Eliza Caroline Calvert Obenchain (Warren, 1856-1935)
The author of poems, essays, and short stories about western Kentucky, as well as a suffragist who worked to promote women’s rights to property and divorce.
Judi Conway Patton, First Lady of KY (Pike, b. 1940)
Has shaped the role of First Ladies by tackling tough issues like domestic violence, child abuse, and breast cancer. A tireless champion for the protection of families and children, she credits her mother as the inspiration for the work she does today. Visit First Lady Judi Patton’s Web site.
Alma Randolph (Daviess, b. 1957)
A council member at age 23 in Beaver Dam. When she realized that some school children needed clothing, she established Alma's Friends Foundation in Owensboro. As a gospel singer, she gives a benefit performance each year to raise money for these kids.
Charlotte Richardson (Greenup, b. 1938)
A descendent of both the Cherokee and Creek nations, she has spent time as an advocate for Native Americans of Kentucky. Served on Governor Patton’s Native American Heritage Commission which works on issues such as laws to protect Native American burial grounds.

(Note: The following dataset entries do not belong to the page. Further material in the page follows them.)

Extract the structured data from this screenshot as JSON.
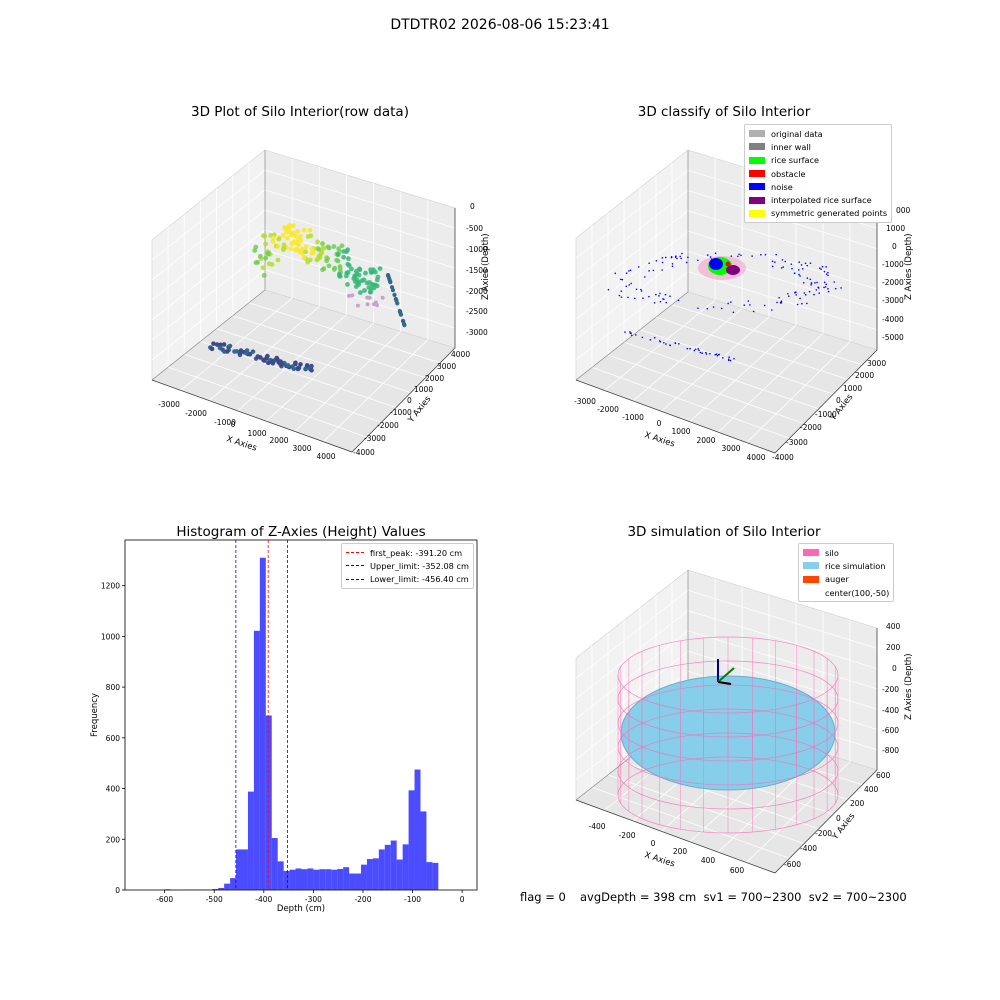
{
  "suptitle": "DTDTR02 2026-08-06 15:23:41",
  "panels": {
    "raw": {
      "title": "3D Plot of Silo Interior(row data)",
      "xlabel": "X Axies",
      "ylabel": "Y Axies",
      "zlabel": "Z Axies (Depth)",
      "xticks": [
        "-3000",
        "-2000",
        "-1000",
        "0",
        "1000",
        "2000",
        "3000",
        "4000"
      ],
      "yticks": [
        "4000",
        "3000",
        "2000",
        "1000",
        "0",
        "-1000",
        "-2000",
        "-3000",
        "-4000"
      ],
      "zticks": [
        "0",
        "-500",
        "-1000",
        "-1500",
        "-2000",
        "-2500",
        "-3000"
      ]
    },
    "classify": {
      "title": "3D classify of Silo Interior",
      "xlabel": "X Axies",
      "ylabel": "Y Axies",
      "zlabel": "Z Axies (Depth)",
      "xticks": [
        "-3000",
        "-2000",
        "-1000",
        "0",
        "1000",
        "2000",
        "3000",
        "4000"
      ],
      "yticks": [
        "3000",
        "2000",
        "1000",
        "0",
        "-1000",
        "-2000",
        "-3000",
        "-4000"
      ],
      "zticks": [
        "2000",
        "1000",
        "0",
        "-1000",
        "-2000",
        "-3000",
        "-4000",
        "-5000"
      ],
      "ztick_partial": "000",
      "legend": [
        {
          "label": "original data",
          "color": "#b0b0b0"
        },
        {
          "label": "inner wall",
          "color": "#808080"
        },
        {
          "label": "rice surface",
          "color": "#00ff00"
        },
        {
          "label": "obstacle",
          "color": "#ff0000"
        },
        {
          "label": "noise",
          "color": "#0000ff"
        },
        {
          "label": "interpolated rice surface",
          "color": "#800080"
        },
        {
          "label": "symmetric generated points",
          "color": "#ffff00"
        }
      ]
    },
    "histogram": {
      "title": "Histogram of Z-Axies (Height) Values",
      "xlabel": "Depth (cm)",
      "ylabel": "Frequency",
      "legend": [
        {
          "label": "first_peak: -391.20 cm",
          "color": "#ff0000"
        },
        {
          "label": "Upper_limit: -352.08 cm",
          "color": "#0000ff"
        },
        {
          "label": "Lower_limit: -456.40 cm",
          "color": "#0000ff"
        }
      ]
    },
    "simulation": {
      "title": "3D simulation of Silo Interior",
      "xlabel": "X Axies",
      "ylabel": "Y Axies",
      "zlabel": "Z Axies (Depth)",
      "xticks": [
        "-400",
        "-200",
        "0",
        "200",
        "400",
        "600"
      ],
      "yticks": [
        "600",
        "400",
        "200",
        "0",
        "-200",
        "-400",
        "-600"
      ],
      "zticks": [
        "400",
        "200",
        "0",
        "-200",
        "-400",
        "-600",
        "-800"
      ],
      "legend": [
        {
          "label": "silo",
          "color": "#ff69b4"
        },
        {
          "label": "rice simulation",
          "color": "#87ceeb"
        },
        {
          "label": "auger",
          "color": "#ff4500"
        },
        {
          "label": "center(100,-50)",
          "color": ""
        }
      ]
    }
  },
  "footer": {
    "flag": "flag = 0",
    "stats": "avgDepth = 398 cm  sv1 = 700~2300  sv2 = 700~2300"
  },
  "chart_data": [
    {
      "type": "bar",
      "title": "Histogram of Z-Axies (Height) Values",
      "xlabel": "Depth (cm)",
      "ylabel": "Frequency",
      "xlim": [
        -680,
        30
      ],
      "ylim": [
        0,
        1380
      ],
      "xticks": [
        -600,
        -500,
        -400,
        -300,
        -200,
        -100,
        0
      ],
      "yticks": [
        0,
        200,
        400,
        600,
        800,
        1000,
        1200
      ],
      "bin_width": 12,
      "bins": [
        {
          "x": -600,
          "y": 3
        },
        {
          "x": -588,
          "y": 1
        },
        {
          "x": -564,
          "y": 2
        },
        {
          "x": -552,
          "y": 2
        },
        {
          "x": -540,
          "y": 2
        },
        {
          "x": -528,
          "y": 2
        },
        {
          "x": -516,
          "y": 2
        },
        {
          "x": -504,
          "y": 4
        },
        {
          "x": -492,
          "y": 8
        },
        {
          "x": -480,
          "y": 25
        },
        {
          "x": -468,
          "y": 47
        },
        {
          "x": -456,
          "y": 160
        },
        {
          "x": -444,
          "y": 160
        },
        {
          "x": -432,
          "y": 388
        },
        {
          "x": -420,
          "y": 1022
        },
        {
          "x": -408,
          "y": 1310
        },
        {
          "x": -396,
          "y": 688
        },
        {
          "x": -384,
          "y": 205
        },
        {
          "x": -372,
          "y": 113
        },
        {
          "x": -360,
          "y": 75
        },
        {
          "x": -348,
          "y": 80
        },
        {
          "x": -336,
          "y": 85
        },
        {
          "x": -324,
          "y": 82
        },
        {
          "x": -312,
          "y": 85
        },
        {
          "x": -300,
          "y": 80
        },
        {
          "x": -288,
          "y": 82
        },
        {
          "x": -276,
          "y": 82
        },
        {
          "x": -264,
          "y": 80
        },
        {
          "x": -252,
          "y": 83
        },
        {
          "x": -240,
          "y": 90
        },
        {
          "x": -228,
          "y": 65
        },
        {
          "x": -216,
          "y": 65
        },
        {
          "x": -204,
          "y": 100
        },
        {
          "x": -192,
          "y": 122
        },
        {
          "x": -180,
          "y": 125
        },
        {
          "x": -168,
          "y": 160
        },
        {
          "x": -156,
          "y": 178
        },
        {
          "x": -144,
          "y": 195
        },
        {
          "x": -132,
          "y": 120
        },
        {
          "x": -120,
          "y": 180
        },
        {
          "x": -108,
          "y": 393
        },
        {
          "x": -96,
          "y": 475
        },
        {
          "x": -84,
          "y": 310
        },
        {
          "x": -72,
          "y": 110
        },
        {
          "x": -60,
          "y": 107
        }
      ],
      "vlines": [
        {
          "name": "first_peak",
          "x": -391.2,
          "color": "#ff0000"
        },
        {
          "name": "Upper_limit",
          "x": -352.08,
          "color": "#0000ff"
        },
        {
          "name": "Lower_limit",
          "x": -456.4,
          "color": "#0000ff"
        }
      ],
      "bar_color": "#0000ff"
    }
  ]
}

Joan Robinett (Harlan, b. 1957)
A tireless activist chemical dumping in her own back yard. “This has been done to us because we were poor.” Helped start Dayhoit Citizens Group, which encourages people to get involved.
Delia Ann Webster (Trimble, 1817-1876)
Operated a farm in Trimble County which used the paid labor of freed blacks instead of slaves and operated as an Underground Railroad station for slaves seeking freedom in the North. Because of her abolitionist beliefs and actions, Webster was arrested, had her farm set on fire, and was ordered to leave the state of Kentucky. Visit KET's Web site to learn more about the Underground Railroad in Kentucky and people such as Delia Webster.
Mary Sue Whayne (Hickman, b. 1933)
Successfully fought a waste dump that would have brought 20,000 tons of out-of-state garbage a day into Hickman. Her sense of justice helped her overcome feelings of intimidation and helplessness.
Corinne Whitehead (Marshall, b. 1923)
Whitehead, a Benton native, has been an advocate for clean air, water, and land for decades. She helped found the Coalition for Health Concerns and continues to get the public’s attention with her passionate environmental agenda.
Evelyn Williams (Knott, b. 1915-2002)
Williams sat down in her road to protest an oil and gas truck from entering her property to service a well. Kentuckians for the Commonwealth joined her fight.